Atonement means reparation for a wrong or injury. This is my act of reparation for those wrongs.
The Atonement Flag Artist Statement
The Atonement Flag commemorates the experience of shared grief during the George Floyd protests. Born from the experience of gathering at the base of the 12 ton, six story statue of Robert E. Lee, in the former capital of the Confederacy, Richmond, Virginia.
People came to organize, educate and protest. They came to play chess, play basketball, plant flowers and be joyful, creating the beloved community. It was a place where people of all races, from all over the country, came to make pilgrimages. They came to see the spontaneous and anonymous expressions of art, on and around the monument, and they came to grieve.

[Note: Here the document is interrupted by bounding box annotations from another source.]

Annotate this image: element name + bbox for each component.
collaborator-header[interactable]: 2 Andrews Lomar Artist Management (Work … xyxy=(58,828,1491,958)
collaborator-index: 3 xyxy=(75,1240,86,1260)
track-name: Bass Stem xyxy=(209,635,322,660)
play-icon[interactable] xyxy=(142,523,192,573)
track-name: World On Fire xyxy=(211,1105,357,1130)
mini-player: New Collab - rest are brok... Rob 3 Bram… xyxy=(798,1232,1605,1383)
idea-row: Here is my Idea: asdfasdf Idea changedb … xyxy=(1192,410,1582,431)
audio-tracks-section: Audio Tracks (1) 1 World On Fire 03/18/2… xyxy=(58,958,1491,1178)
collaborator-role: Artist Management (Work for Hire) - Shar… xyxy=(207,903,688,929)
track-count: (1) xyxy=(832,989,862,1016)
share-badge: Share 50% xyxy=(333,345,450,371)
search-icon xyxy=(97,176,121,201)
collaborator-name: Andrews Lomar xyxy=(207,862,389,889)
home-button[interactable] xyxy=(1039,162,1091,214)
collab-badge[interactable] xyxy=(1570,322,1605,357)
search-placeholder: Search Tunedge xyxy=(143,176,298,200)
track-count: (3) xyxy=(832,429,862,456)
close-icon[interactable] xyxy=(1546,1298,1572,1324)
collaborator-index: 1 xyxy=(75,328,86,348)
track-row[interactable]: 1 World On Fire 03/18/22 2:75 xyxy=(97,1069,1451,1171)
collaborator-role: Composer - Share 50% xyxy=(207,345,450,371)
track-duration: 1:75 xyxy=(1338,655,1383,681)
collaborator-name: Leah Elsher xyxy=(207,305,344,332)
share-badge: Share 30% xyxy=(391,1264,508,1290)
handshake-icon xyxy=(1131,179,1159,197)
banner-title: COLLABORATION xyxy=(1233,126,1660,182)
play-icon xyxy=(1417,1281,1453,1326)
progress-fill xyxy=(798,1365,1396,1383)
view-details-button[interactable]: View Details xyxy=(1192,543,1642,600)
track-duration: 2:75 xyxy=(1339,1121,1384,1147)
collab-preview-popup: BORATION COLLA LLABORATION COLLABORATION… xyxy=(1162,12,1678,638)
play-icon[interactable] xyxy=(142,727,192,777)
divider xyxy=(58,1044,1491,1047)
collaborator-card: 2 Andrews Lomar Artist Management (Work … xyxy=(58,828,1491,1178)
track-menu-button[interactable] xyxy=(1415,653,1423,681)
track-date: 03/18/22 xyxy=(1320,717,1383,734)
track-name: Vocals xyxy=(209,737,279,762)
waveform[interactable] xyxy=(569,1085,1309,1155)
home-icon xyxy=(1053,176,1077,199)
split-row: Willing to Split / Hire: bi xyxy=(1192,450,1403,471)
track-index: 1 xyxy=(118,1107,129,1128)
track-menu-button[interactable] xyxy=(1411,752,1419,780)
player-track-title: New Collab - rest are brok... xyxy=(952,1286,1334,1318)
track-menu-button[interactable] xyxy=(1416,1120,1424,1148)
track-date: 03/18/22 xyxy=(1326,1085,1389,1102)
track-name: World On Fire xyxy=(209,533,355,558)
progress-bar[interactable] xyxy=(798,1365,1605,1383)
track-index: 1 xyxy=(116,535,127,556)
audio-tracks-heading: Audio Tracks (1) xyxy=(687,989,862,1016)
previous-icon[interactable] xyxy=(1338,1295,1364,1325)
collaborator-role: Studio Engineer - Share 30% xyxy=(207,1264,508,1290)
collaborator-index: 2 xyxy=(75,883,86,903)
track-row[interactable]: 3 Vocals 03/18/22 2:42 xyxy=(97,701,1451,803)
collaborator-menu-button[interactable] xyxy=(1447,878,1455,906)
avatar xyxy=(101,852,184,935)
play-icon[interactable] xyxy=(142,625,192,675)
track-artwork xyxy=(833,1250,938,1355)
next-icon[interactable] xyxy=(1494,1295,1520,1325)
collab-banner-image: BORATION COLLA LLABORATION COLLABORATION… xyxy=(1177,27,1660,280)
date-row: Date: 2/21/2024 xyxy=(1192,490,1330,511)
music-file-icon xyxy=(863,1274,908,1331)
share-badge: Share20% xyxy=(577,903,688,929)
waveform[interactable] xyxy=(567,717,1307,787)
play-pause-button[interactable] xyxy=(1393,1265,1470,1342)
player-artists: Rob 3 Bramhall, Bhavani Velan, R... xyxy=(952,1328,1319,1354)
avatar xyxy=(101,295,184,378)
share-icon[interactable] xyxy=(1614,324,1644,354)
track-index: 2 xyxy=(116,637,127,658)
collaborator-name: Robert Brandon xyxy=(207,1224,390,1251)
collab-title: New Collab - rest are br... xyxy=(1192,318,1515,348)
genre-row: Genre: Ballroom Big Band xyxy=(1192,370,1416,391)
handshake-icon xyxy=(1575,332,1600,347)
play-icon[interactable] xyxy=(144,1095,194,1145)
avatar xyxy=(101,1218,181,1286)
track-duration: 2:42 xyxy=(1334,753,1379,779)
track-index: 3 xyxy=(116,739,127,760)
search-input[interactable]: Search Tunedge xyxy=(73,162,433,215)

The New York Times declared this site the most important public protest art since World War II. This quilt memorializes that pivotal moment in time.

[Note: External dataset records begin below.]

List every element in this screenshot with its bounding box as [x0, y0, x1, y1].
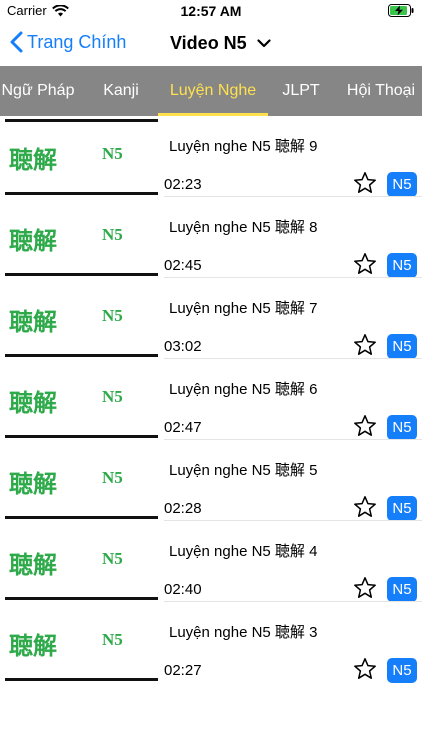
video-title: Luyện nghe N5 聴解 7 — [169, 300, 318, 317]
list-item[interactable]: 聴解 N5 Luyện nghe N5 聴解 7 03:02 N5 — [0, 278, 422, 359]
favorite-star-icon[interactable] — [353, 495, 377, 519]
thumbnail-level: N5 — [102, 630, 123, 649]
category-tab-bar: Ngữ Pháp Kanji Luyện Nghe JLPT Hội Thoại — [0, 66, 422, 116]
divider — [5, 435, 158, 438]
video-thumbnail: 聴解 N5 — [5, 444, 158, 519]
page-title-dropdown[interactable]: Video N5 — [170, 33, 271, 54]
video-thumbnail: 聴解 N5 — [5, 201, 158, 276]
thumbnail-level: N5 — [102, 144, 123, 163]
thumbnail-kanji: 聴解 — [9, 388, 57, 417]
tab-hoi-thoai[interactable]: Hội Thoại — [340, 66, 422, 116]
thumbnail-level: N5 — [102, 225, 123, 244]
divider — [5, 516, 158, 519]
level-badge: N5 — [387, 172, 417, 197]
favorite-star-icon[interactable] — [353, 252, 377, 276]
video-thumbnail: 聴解 N5 — [5, 606, 158, 681]
thumbnail-kanji: 聴解 — [9, 145, 57, 174]
thumbnail-level: N5 — [102, 549, 123, 568]
video-duration: 02:45 — [164, 257, 202, 274]
video-title: Luyện nghe N5 聴解 4 — [169, 543, 318, 560]
status-time: 12:57 AM — [180, 3, 242, 19]
video-title: Luyện nghe N5 聴解 3 — [169, 624, 318, 641]
thumbnail-kanji: 聴解 — [9, 226, 57, 255]
level-badge: N5 — [387, 253, 417, 278]
chevron-down-icon — [257, 39, 271, 48]
level-badge: N5 — [387, 415, 417, 440]
tab-jlpt[interactable]: JLPT — [276, 66, 326, 116]
thumbnail-kanji: 聴解 — [9, 631, 57, 660]
tab-ngu-phap[interactable]: Ngữ Pháp — [0, 66, 78, 116]
level-badge: N5 — [387, 334, 417, 359]
favorite-star-icon[interactable] — [353, 657, 377, 681]
chevron-left-icon — [10, 31, 23, 53]
tab-label: Hội Thoại — [346, 82, 416, 99]
tab-label: Kanji — [103, 82, 139, 99]
level-badge: N5 — [387, 658, 417, 683]
video-thumbnail: 聴解 N5 — [5, 282, 158, 357]
back-button-label: Trang Chính — [27, 31, 127, 52]
navigation-bar: Trang Chính Video N5 — [0, 22, 422, 66]
tab-kanji[interactable]: Kanji — [92, 66, 150, 116]
video-duration: 02:40 — [164, 581, 202, 598]
video-duration: 02:28 — [164, 500, 202, 517]
video-title: Luyện nghe N5 聴解 5 — [169, 462, 318, 479]
status-bar: Carrier 12:57 AM — [0, 0, 422, 22]
video-title: Luyện nghe N5 聴解 9 — [169, 138, 318, 155]
thumbnail-level: N5 — [102, 306, 123, 325]
favorite-star-icon[interactable] — [353, 171, 377, 195]
list-item[interactable]: 聴解 N5 Luyện nghe N5 聴解 5 02:28 N5 — [0, 440, 422, 521]
list-item[interactable]: 聴解 N5 Luyện nghe N5 聴解 8 02:45 N5 — [0, 197, 422, 278]
favorite-star-icon[interactable] — [353, 333, 377, 357]
level-badge: N5 — [387, 577, 417, 602]
list-item[interactable]: 聴解 N5 Luyện nghe N5 聴解 9 02:23 N5 — [0, 116, 422, 197]
thumbnail-kanji: 聴解 — [9, 550, 57, 579]
video-thumbnail: 聴解 N5 — [5, 363, 158, 438]
video-thumbnail: 聴解 N5 — [5, 525, 158, 600]
list-item[interactable]: 聴解 N5 Luyện nghe N5 聴解 3 02:27 N5 — [0, 602, 422, 683]
divider — [5, 192, 158, 195]
back-button[interactable]: Trang Chính — [10, 31, 126, 53]
divider — [5, 354, 158, 357]
tab-label: Luyện Nghe — [169, 82, 257, 99]
list-item[interactable]: 聴解 N5 Luyện nghe N5 聴解 4 02:40 N5 — [0, 521, 422, 602]
divider — [5, 273, 158, 276]
video-duration: 02:47 — [164, 419, 202, 436]
thumbnail-kanji: 聴解 — [9, 469, 57, 498]
tab-luyen-nghe[interactable]: Luyện Nghe — [158, 66, 268, 116]
thumbnail-kanji: 聴解 — [9, 307, 57, 336]
thumbnail-level: N5 — [102, 468, 123, 487]
divider — [5, 597, 158, 600]
battery-charging-icon — [388, 4, 414, 17]
divider — [5, 678, 158, 681]
video-thumbnail: 聴解 N5 — [5, 120, 158, 195]
favorite-star-icon[interactable] — [353, 414, 377, 438]
video-title: Luyện nghe N5 聴解 6 — [169, 381, 318, 398]
favorite-star-icon[interactable] — [353, 576, 377, 600]
page-title: Video N5 — [170, 33, 247, 53]
list-item[interactable]: 聴解 N5 Luyện nghe N5 聴解 6 02:47 N5 — [0, 359, 422, 440]
tab-label: JLPT — [282, 82, 320, 99]
video-duration: 03:02 — [164, 338, 202, 355]
tab-label: Ngữ Pháp — [1, 82, 75, 99]
video-duration: 02:23 — [164, 176, 202, 193]
thumbnail-level: N5 — [102, 387, 123, 406]
video-title: Luyện nghe N5 聴解 8 — [169, 219, 318, 236]
video-duration: 02:27 — [164, 662, 202, 679]
level-badge: N5 — [387, 496, 417, 521]
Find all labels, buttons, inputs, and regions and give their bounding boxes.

I spent days visiting and photographing the graffiti on four of the thirteen monuments, and the facade of the United Daughters of the Confederacy, with the idea of making a two-sided American Flag from those images. In 2018, I visited six states on a civil rights tour of the South. This pilgrimage educated me on the depth and the tenacity of the white supremacy woven into the fabric of our country. This awareness fuels my grief around racial injustice.
In piecing the quilt together, I wanted to use as many patterns as possible to symbolically include as many voices as possible. The black and white side of the flag was designed to read like a chaotic newspaper.

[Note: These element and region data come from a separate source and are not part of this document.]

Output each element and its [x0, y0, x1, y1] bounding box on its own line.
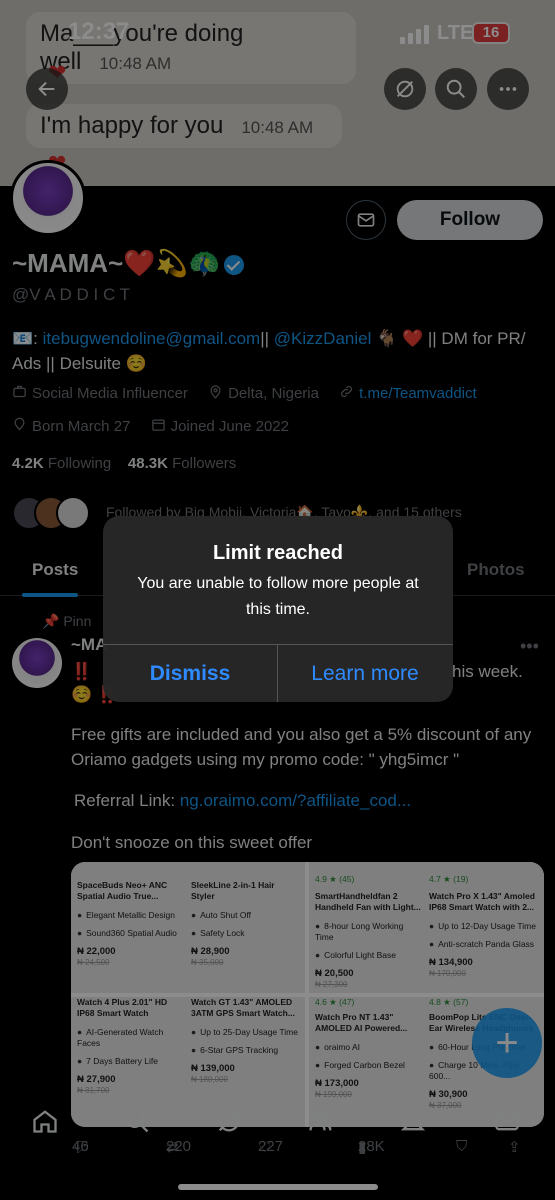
dialog-message: You are unable to follow more people at …	[137, 575, 419, 618]
dialog-title: Limit reached	[212, 542, 344, 564]
limit-alert-dialog: Limit reached You are unable to follow m…	[103, 516, 453, 702]
dismiss-button[interactable]: Dismiss	[103, 645, 277, 702]
learn-more-button[interactable]: Learn more	[278, 645, 452, 702]
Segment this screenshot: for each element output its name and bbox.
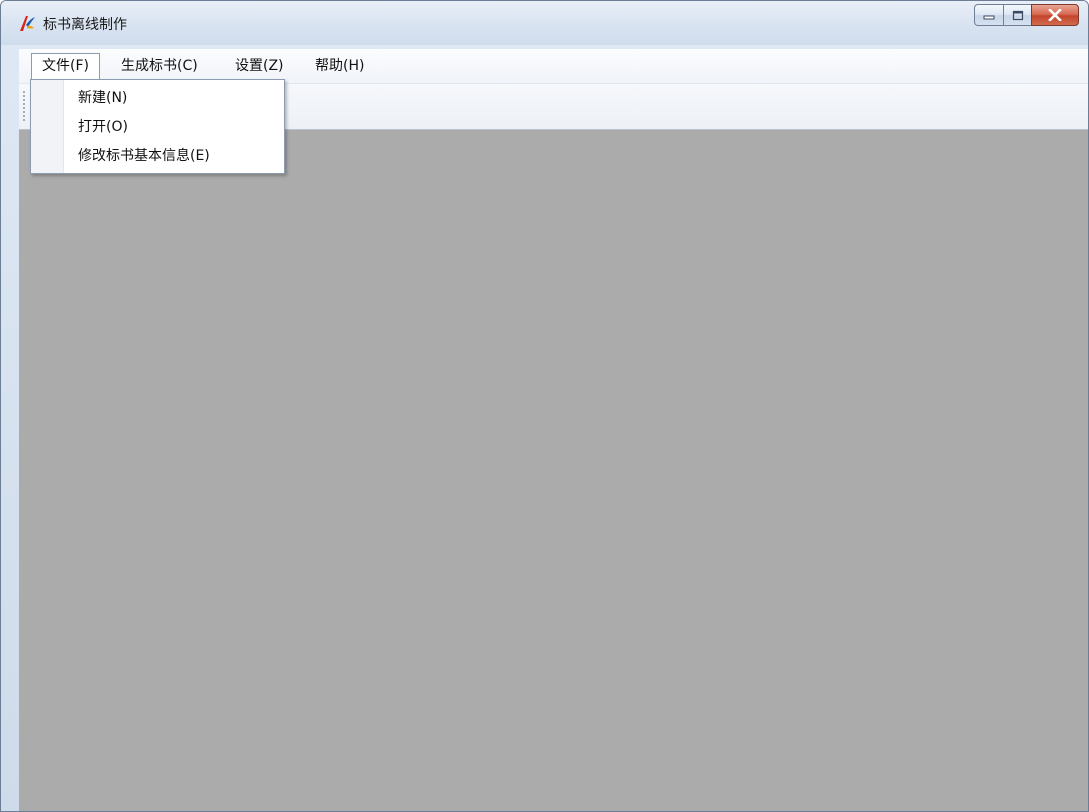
- menu-item-open[interactable]: 打开(O): [64, 113, 282, 141]
- close-icon: [1048, 9, 1062, 21]
- menu-generate[interactable]: 生成标书(C): [111, 53, 208, 79]
- maximize-button[interactable]: [1003, 4, 1031, 26]
- minimize-icon: [983, 10, 995, 20]
- title-bar[interactable]: 标书离线制作: [1, 1, 1088, 45]
- menu-file[interactable]: 文件(F): [31, 53, 100, 79]
- toolbar-grip-icon[interactable]: [23, 90, 25, 122]
- menu-help[interactable]: 帮助(H): [305, 53, 374, 79]
- maximize-icon: [1012, 10, 1024, 21]
- app-logo-icon: [17, 13, 37, 33]
- menu-item-edit-info[interactable]: 修改标书基本信息(E): [64, 142, 282, 170]
- app-window: 标书离线制作 文件(F) 生成标书(C) 设置(Z) 帮助(H) 新建(N) 打…: [0, 0, 1089, 812]
- minimize-button[interactable]: [974, 4, 1003, 26]
- menu-settings[interactable]: 设置(Z): [225, 53, 294, 79]
- window-controls: [974, 4, 1079, 28]
- close-button[interactable]: [1031, 4, 1079, 26]
- file-menu-dropdown: 新建(N) 打开(O) 修改标书基本信息(E): [30, 79, 285, 174]
- menu-item-new[interactable]: 新建(N): [64, 84, 282, 112]
- window-title: 标书离线制作: [43, 17, 127, 33]
- menu-icon-column: [31, 80, 64, 173]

There are two sides to this flag— the distressed side and the transformed side. The distressed side contains what needs to be healed—the pain, oppression and injustices. The transformed side symbolizes listening and addressing what is on the other side. We are creating something beautiful together by facing the truth of our shared history and using that truth to craft a safe and equitable future for everyone.
The flag was finished in 11 mending parties, over a five day period, where 22 people hand quilted 438 feet of stitching. These volunteers spoke candidly about their experiences and concerns around the state of the United States and its roots in white supremacy. These conversations were honest, respectful and solution based. They were marked with tears, laughter, confessions, prayer and song. I fervently hope that this flag continues to ignite similar healing experiences wherever it is shown.